- Education: Moscow Institute of Physics and Technology
- Awards: Trinity Academic Entrepreneur of the Year (2006), Enterprise Ireland Best in Category (2009)
- Scientific career
- Fields: Applied Physics, Nanoscience, Energy Materials
- Workplaces: Trinity College Dublin

= Igor Shvets =

Irish physicist

Igor Shvets is the Head of Applied Physics at the School of Physics, Trinity College Dublin (TCD), where he is also a principal investigator at CRANN and AMBER. He has worked in nanomaterials, thin-film physics, energy systems, and transparent conducting oxides, and has founded technology spinouts in Ireland.

== Education ==
Shvets received his MSc in Physics and Electronics from the Moscow Institute of Physics and Technology (MIPT) in 1986, studying under Nobel Laureate Alexander Prokhorov. He earned his Ph.D. in Physics from MIPT and the General Physics Institute of the USSR Academy of Sciences in 1989.

== Career ==
Shvets began his academic career as a researcher at the General Physics Institute in Moscow (1989–1990), followed by a secondment to the University of Basel in Switzerland (1991–1992). In 1991, he joined Trinity College Dublin as a lecturer and was promoted to Associate Professor in 2001. He has been Head of Applied Physics since 2007.

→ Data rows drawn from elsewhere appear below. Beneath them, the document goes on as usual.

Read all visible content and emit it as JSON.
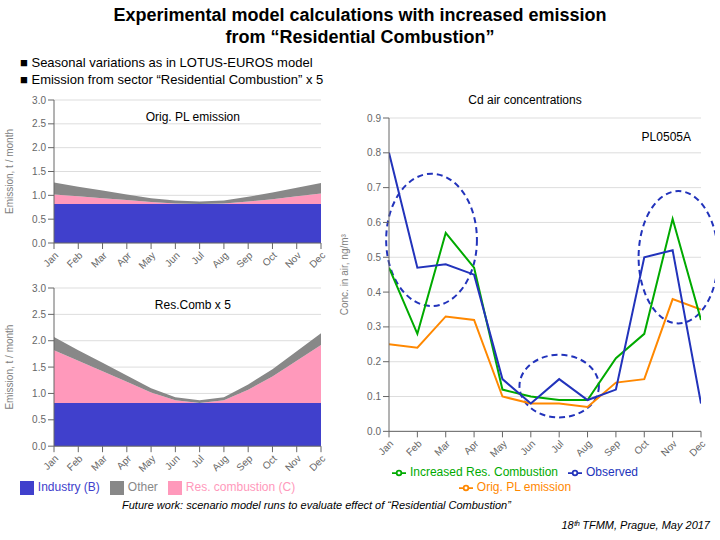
{
  "title": "Experimental model calculations with increased emission\nfrom “Residential Combustion”",
  "annotations": [
    "■ Seasonal variations as in LOTUS-EUROS model",
    "■ Emission from sector “Residential Combustion” x 5",
    "⁠Future work: scenario model runs to evaluate effect of “Residential Combustion”",
    "18ᵗʰ TFMM, Prague, May 2017"
  ],
  "chart_data": [
    {
      "type": "area",
      "stacked": true,
      "annotations": [
        "Orig. PL emission"
      ],
      "y_label": "Emission, t / month",
      "categories": [
        "Jan",
        "Feb",
        "Mar",
        "Apr",
        "May",
        "Jun",
        "Jul",
        "Aug",
        "Sep",
        "Oct",
        "Nov",
        "Dec"
      ],
      "series": [
        {
          "name": "Industry (B)",
          "color": "#4040CC",
          "values": [
            0.82,
            0.82,
            0.82,
            0.82,
            0.82,
            0.82,
            0.82,
            0.82,
            0.82,
            0.82,
            0.82,
            0.82
          ]
        },
        {
          "name": "Res. combustion (C)",
          "color": "#FF99BB",
          "values": [
            0.2,
            0.16,
            0.12,
            0.08,
            0.04,
            0.01,
            0.0,
            0.01,
            0.05,
            0.1,
            0.16,
            0.22
          ]
        },
        {
          "name": "Other",
          "color": "#888888",
          "values": [
            0.25,
            0.2,
            0.16,
            0.12,
            0.08,
            0.06,
            0.05,
            0.06,
            0.1,
            0.14,
            0.18,
            0.22
          ]
        }
      ],
      "ylim": [
        0.0,
        3.0
      ],
      "yticks": [
        {
          "value": 0,
          "label": "0.0"
        },
        0.5,
        {
          "value": 1,
          "label": "1.0"
        },
        1.5,
        {
          "value": 2,
          "label": "2.0"
        },
        2.5,
        {
          "value": 3,
          "label": "3.0"
        }
      ],
      "grid": true
    },
    {
      "type": "area",
      "stacked": true,
      "annotations": [
        "Res.Comb x 5"
      ],
      "y_label": "Emission, t / month",
      "categories": [
        "Jan",
        "Feb",
        "Mar",
        "Apr",
        "May",
        "Jun",
        "Jul",
        "Aug",
        "Sep",
        "Oct",
        "Nov",
        "Dec"
      ],
      "series": [
        {
          "name": "Industry (B)",
          "color": "#4040CC",
          "values": [
            0.82,
            0.82,
            0.82,
            0.82,
            0.82,
            0.82,
            0.82,
            0.82,
            0.82,
            0.82,
            0.82,
            0.82
          ]
        },
        {
          "name": "Res. combustion (C)",
          "color": "#FF99BB",
          "values": [
            1.0,
            0.8,
            0.6,
            0.4,
            0.2,
            0.05,
            0.0,
            0.05,
            0.25,
            0.5,
            0.8,
            1.1
          ]
        },
        {
          "name": "Other",
          "color": "#888888",
          "values": [
            0.25,
            0.2,
            0.16,
            0.12,
            0.08,
            0.06,
            0.05,
            0.06,
            0.1,
            0.14,
            0.18,
            0.22
          ]
        }
      ],
      "ylim": [
        0.0,
        3.0
      ],
      "yticks": [
        {
          "value": 0,
          "label": "0.0"
        },
        0.5,
        {
          "value": 1,
          "label": "1.0"
        },
        1.5,
        {
          "value": 2,
          "label": "2.0"
        },
        2.5,
        {
          "value": 3,
          "label": "3.0"
        }
      ],
      "grid": true,
      "legend": "bottom"
    },
    {
      "type": "line",
      "title": "Cd air concentrations",
      "annotations": [
        "PL0505A"
      ],
      "y_label": "Conc. in air, ng/m³",
      "categories": [
        "Jan",
        "Feb",
        "Mar",
        "Apr",
        "May",
        "Jun",
        "Jul",
        "Aug",
        "Sep",
        "Oct",
        "Nov",
        "Dec"
      ],
      "series": [
        {
          "name": "Orig. PL emission",
          "color": "#FF8800",
          "values": [
            0.25,
            0.24,
            0.33,
            0.32,
            0.1,
            0.08,
            0.08,
            0.07,
            0.14,
            0.15,
            0.38,
            0.35
          ]
        },
        {
          "name": "Increased Res. Combustion",
          "color": "#00AA00",
          "values": [
            0.47,
            0.28,
            0.57,
            0.47,
            0.12,
            0.1,
            0.09,
            0.09,
            0.21,
            0.28,
            0.61,
            0.32
          ]
        },
        {
          "name": "Observed",
          "color": "#2233BB",
          "values": [
            0.8,
            0.47,
            0.48,
            0.45,
            0.15,
            0.08,
            0.15,
            0.09,
            0.12,
            0.5,
            0.52,
            0.08
          ]
        }
      ],
      "ellipses": [
        {
          "x": 1.5,
          "y": 0.55,
          "width": 3.2,
          "height": 0.38,
          "color": "#2233BB",
          "line_style": "dashed"
        },
        {
          "x": 6.0,
          "y": 0.13,
          "width": 2.8,
          "height": 0.18,
          "color": "#2233BB",
          "line_style": "dashed"
        },
        {
          "x": 10.2,
          "y": 0.5,
          "width": 2.8,
          "height": 0.38,
          "color": "#2233BB",
          "line_style": "dashed"
        }
      ],
      "ylim": [
        0.0,
        0.9
      ],
      "yticks": [
        {
          "value": 0,
          "label": "0.0"
        },
        0.1,
        0.2,
        0.3,
        0.4,
        0.5,
        0.6,
        0.7,
        0.8,
        0.9
      ],
      "grid": true,
      "legend": "bottom"
    }
  ]
}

From 2014 to 2020, he served as Head of the School of Physics at TCD. During his tenure, new MSc programs in Energy Science and Quantum Technologies were developed. He was also involved in establishing the €150 million CRANN research centre in 2002 and launched the weekend science initiative The Walton Club in 2014 alongside Arlene O'Neill

Shvets has founded three high-technology spin-out companies based on his research: Deerac Fluidics (2000–2008), later acquired by Labcyte, Cellix Ltd. (2008–2023), acquired by Randox Laboratories and Miravex Ltd. (2011–present), focused on dermatological imaging.

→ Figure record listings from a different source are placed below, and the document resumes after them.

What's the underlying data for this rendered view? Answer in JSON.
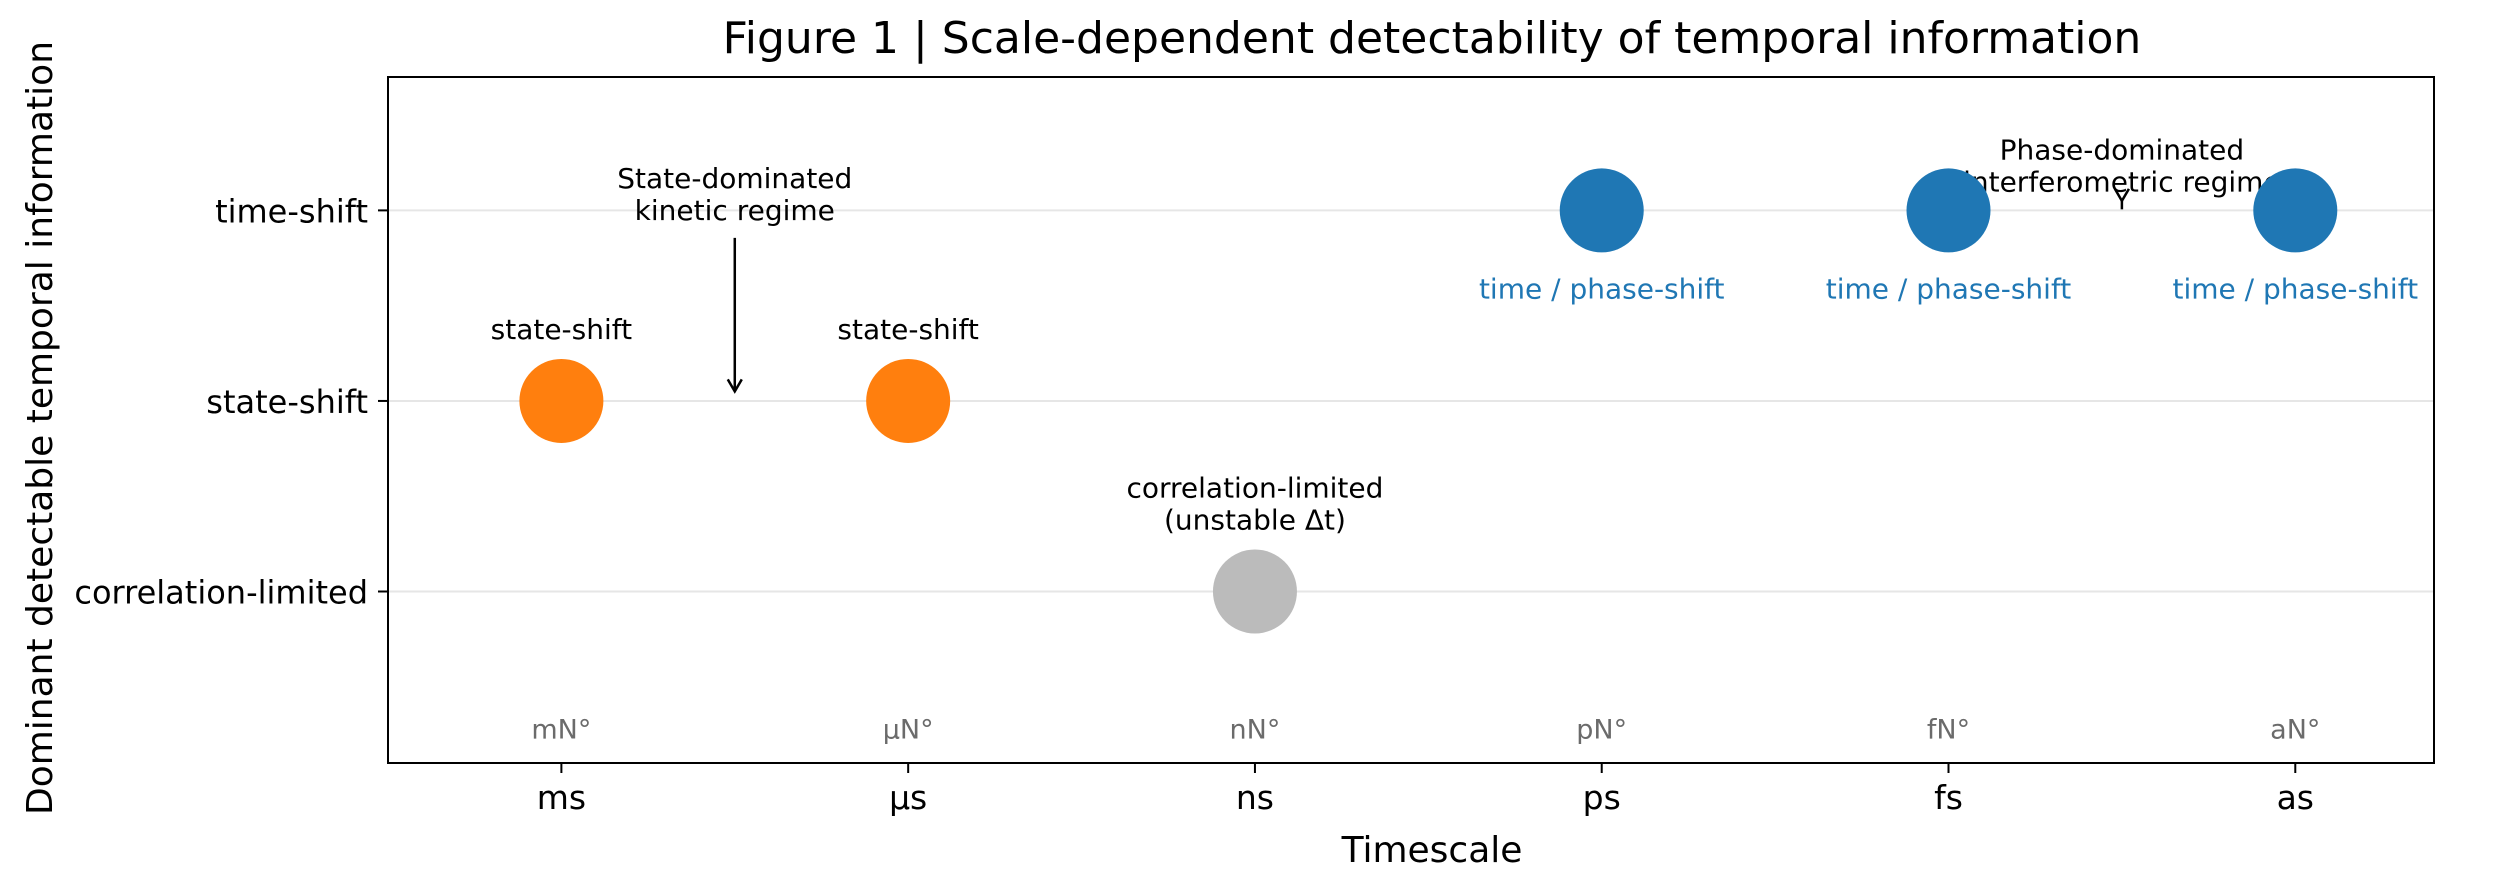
{
  "chart_data": {
    "type": "scatter",
    "title": "Figure 1 | Scale-dependent detectability of temporal information",
    "xlabel": "Timescale",
    "ylabel": "Dominant detectable temporal information",
    "categories": [
      "ms",
      "µs",
      "ns",
      "ps",
      "fs",
      "as"
    ],
    "y_categories": [
      "correlation-limited",
      "state-shift",
      "time-shift"
    ],
    "ylim": [
      -0.9,
      2.7
    ],
    "xlim": [
      -0.5,
      5.4
    ],
    "grid": "horizontal",
    "scale_notation": [
      "mN°",
      "µN°",
      "nN°",
      "pN°",
      "fN°",
      "aN°"
    ],
    "points": [
      {
        "x": "ms",
        "y": "state-shift",
        "label": "state-shift",
        "color": "#ff7f0e"
      },
      {
        "x": "µs",
        "y": "state-shift",
        "label": "state-shift",
        "color": "#ff7f0e"
      },
      {
        "x": "ns",
        "y": "correlation-limited",
        "label": "correlation-limited\n(unstable Δt)",
        "color": "#bbbbbb"
      },
      {
        "x": "ps",
        "y": "time-shift",
        "label": "time / phase-shift",
        "color": "#1f77b4"
      },
      {
        "x": "fs",
        "y": "time-shift",
        "label": "time / phase-shift",
        "color": "#1f77b4"
      },
      {
        "x": "as",
        "y": "time-shift",
        "label": "time / phase-shift",
        "color": "#1f77b4"
      }
    ],
    "annotations": [
      {
        "text": "State-dominated\nkinetic regime",
        "x": 0.5,
        "y": 1.95
      },
      {
        "text": "Phase-dominated\ninterferometric regime",
        "x": 4.5,
        "y": 2.1
      }
    ]
  }
}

In 2009, he launched the Spirit of Ireland Project, a national initiative aimed at energy independence through pumped hydro storage.

== Research ==
Shvets specializes in the study and fabrication of heteroepitaxial thin films, oxide materials, and energy-conversion devices. He has published over 330 peer-reviewed papers and holds 27 patents.

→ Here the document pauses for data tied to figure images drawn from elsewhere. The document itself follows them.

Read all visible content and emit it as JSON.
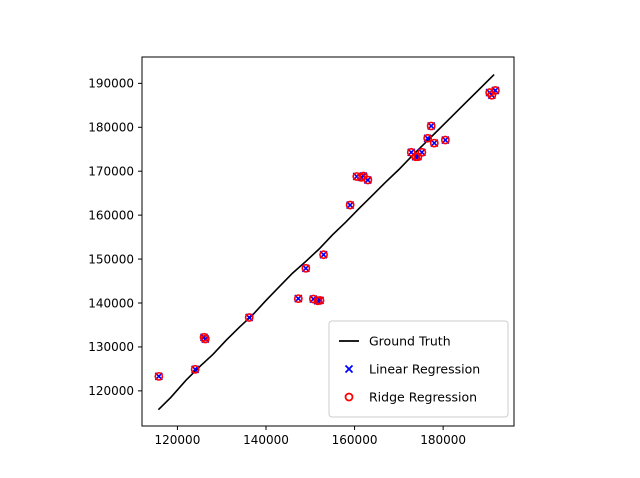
{
  "chart_data": {
    "type": "scatter",
    "title": "",
    "xlabel": "",
    "ylabel": "",
    "xlim": [
      112000,
      196000
    ],
    "ylim": [
      112000,
      196000
    ],
    "x_ticks": [
      120000,
      140000,
      160000,
      180000
    ],
    "y_ticks": [
      120000,
      130000,
      140000,
      150000,
      160000,
      170000,
      180000,
      190000
    ],
    "x_tick_labels": [
      "120000",
      "140000",
      "160000",
      "180000"
    ],
    "y_tick_labels": [
      "120000",
      "130000",
      "140000",
      "150000",
      "160000",
      "170000",
      "180000",
      "190000"
    ],
    "grid": false,
    "legend_position": "lower-right",
    "ground_truth_line": {
      "name": "Ground Truth",
      "color": "#000000",
      "points": [
        [
          115700,
          115700
        ],
        [
          118500,
          118500
        ],
        [
          122000,
          122500
        ],
        [
          125000,
          125500
        ],
        [
          128000,
          128300
        ],
        [
          131000,
          131500
        ],
        [
          134000,
          134500
        ],
        [
          137000,
          137300
        ],
        [
          140000,
          140600
        ],
        [
          143000,
          143700
        ],
        [
          146000,
          146800
        ],
        [
          149000,
          149500
        ],
        [
          152000,
          152300
        ],
        [
          155000,
          155500
        ],
        [
          158000,
          158400
        ],
        [
          161000,
          161500
        ],
        [
          164000,
          164500
        ],
        [
          167000,
          167500
        ],
        [
          170000,
          170400
        ],
        [
          173000,
          173500
        ],
        [
          176000,
          176500
        ],
        [
          179000,
          179500
        ],
        [
          182000,
          182500
        ],
        [
          185000,
          185500
        ],
        [
          188000,
          188500
        ],
        [
          191500,
          192000
        ]
      ]
    },
    "series": [
      {
        "name": "Linear Regression",
        "marker": "x",
        "color": "#0000ff",
        "points": [
          [
            115800,
            123300
          ],
          [
            124000,
            124900
          ],
          [
            126000,
            132200
          ],
          [
            126300,
            131800
          ],
          [
            136200,
            136700
          ],
          [
            147300,
            141000
          ],
          [
            149000,
            147900
          ],
          [
            150700,
            140900
          ],
          [
            151700,
            140500
          ],
          [
            152200,
            140600
          ],
          [
            153000,
            151000
          ],
          [
            159000,
            162300
          ],
          [
            160500,
            168800
          ],
          [
            161500,
            168600
          ],
          [
            162000,
            168900
          ],
          [
            163000,
            168000
          ],
          [
            172800,
            174300
          ],
          [
            173800,
            173300
          ],
          [
            174300,
            173300
          ],
          [
            175200,
            174300
          ],
          [
            176500,
            177500
          ],
          [
            177300,
            180300
          ],
          [
            178000,
            176400
          ],
          [
            180500,
            177100
          ],
          [
            190500,
            187900
          ],
          [
            191000,
            187300
          ],
          [
            191800,
            188400
          ]
        ]
      },
      {
        "name": "Ridge Regression",
        "marker": "o",
        "color": "#ff0000",
        "points": [
          [
            115800,
            123300
          ],
          [
            124000,
            124900
          ],
          [
            126000,
            132200
          ],
          [
            126300,
            131800
          ],
          [
            136200,
            136700
          ],
          [
            147300,
            141000
          ],
          [
            149000,
            147900
          ],
          [
            150700,
            140900
          ],
          [
            151700,
            140500
          ],
          [
            152200,
            140600
          ],
          [
            153000,
            151000
          ],
          [
            159000,
            162300
          ],
          [
            160500,
            168800
          ],
          [
            161500,
            168600
          ],
          [
            162000,
            168900
          ],
          [
            163000,
            168000
          ],
          [
            172800,
            174300
          ],
          [
            173800,
            173300
          ],
          [
            174300,
            173300
          ],
          [
            175200,
            174300
          ],
          [
            176500,
            177500
          ],
          [
            177300,
            180300
          ],
          [
            178000,
            176400
          ],
          [
            180500,
            177100
          ],
          [
            190500,
            187900
          ],
          [
            191000,
            187300
          ],
          [
            191800,
            188400
          ]
        ]
      }
    ]
  }
}
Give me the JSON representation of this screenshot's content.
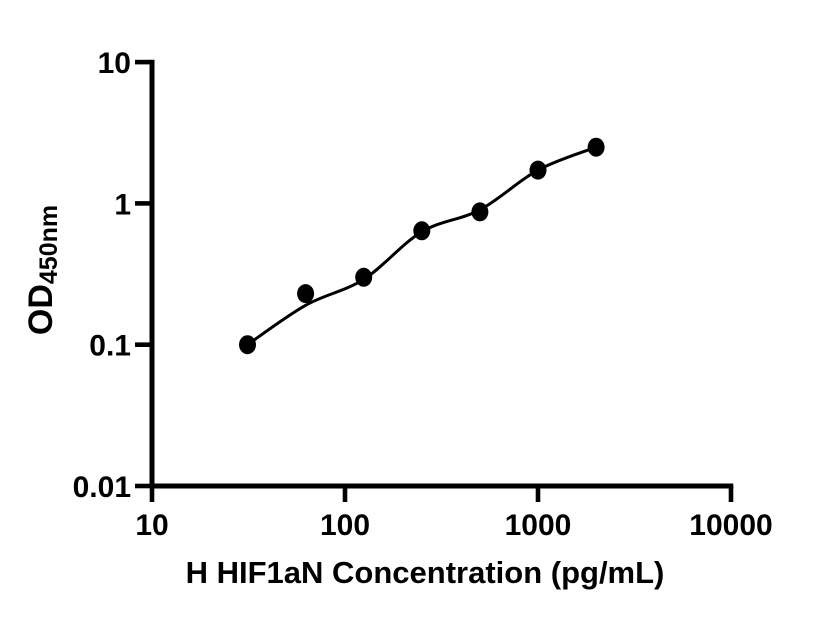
{
  "figure": {
    "background": "#ffffff",
    "description": "ELISA standard curve plot"
  },
  "chart_data": {
    "type": "scatter",
    "title": "",
    "xlabel": "H HIF1aN Concentration (pg/mL)",
    "ylabel_main": "OD",
    "ylabel_sub": "450nm",
    "x_scale": "log10",
    "y_scale": "log10",
    "xlim": [
      10,
      10000
    ],
    "ylim": [
      0.01,
      10
    ],
    "x_ticks": {
      "values": [
        10,
        100,
        1000,
        10000
      ],
      "labels": [
        "10",
        "100",
        "1000",
        "10000"
      ]
    },
    "y_ticks": {
      "values": [
        10,
        1,
        0.1,
        0.01
      ],
      "labels": [
        "10",
        "1",
        "0.1",
        "0.01"
      ]
    },
    "grid": false,
    "legend": false,
    "axis_color": "#000000",
    "text_color": "#000000",
    "background": "#ffffff",
    "series": [
      {
        "name": "standard-data-points",
        "type": "scatter",
        "marker": "filled-circle",
        "color": "#000000",
        "x": [
          31.25,
          62.5,
          125,
          250,
          500,
          1000,
          2000
        ],
        "y": [
          0.1,
          0.23,
          0.3,
          0.64,
          0.87,
          1.72,
          2.5
        ]
      },
      {
        "name": "fitted-standard-curve",
        "type": "line",
        "color": "#000000",
        "x": [
          31.25,
          62.5,
          125,
          250,
          500,
          1000,
          2000
        ],
        "y": [
          0.1,
          0.19,
          0.29,
          0.63,
          0.9,
          1.72,
          2.5
        ]
      }
    ]
  }
}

In 2024, his group published a paper in Nature Communications describing a miniaturized spectrometer based on a single SnS₂/ReSe₂ van der Waals heterostructure, capable of photodetection, spectrum reconstruction, spectral imaging, long-term image memory, and signal processing within a single chip.
He has also played a role in the development of Liquid Phase Exfoliation, a technique for scalable production of two-dimensional materials. This research, published in Science, has been cited over 7,000 times.

Shvets has contributed to the design of energy materials, co-authoring a 2022 Nature Communications paper on 4D-printed MXene hydrogels for high-efficiency pseudocapacitive energy storage.
In magnetism and spintronics, he has co-authored studies on nanodomain-boundary-induced magnetoresistance in graphene, and on electric-field-induced phase transitions in magnetite nanostructures.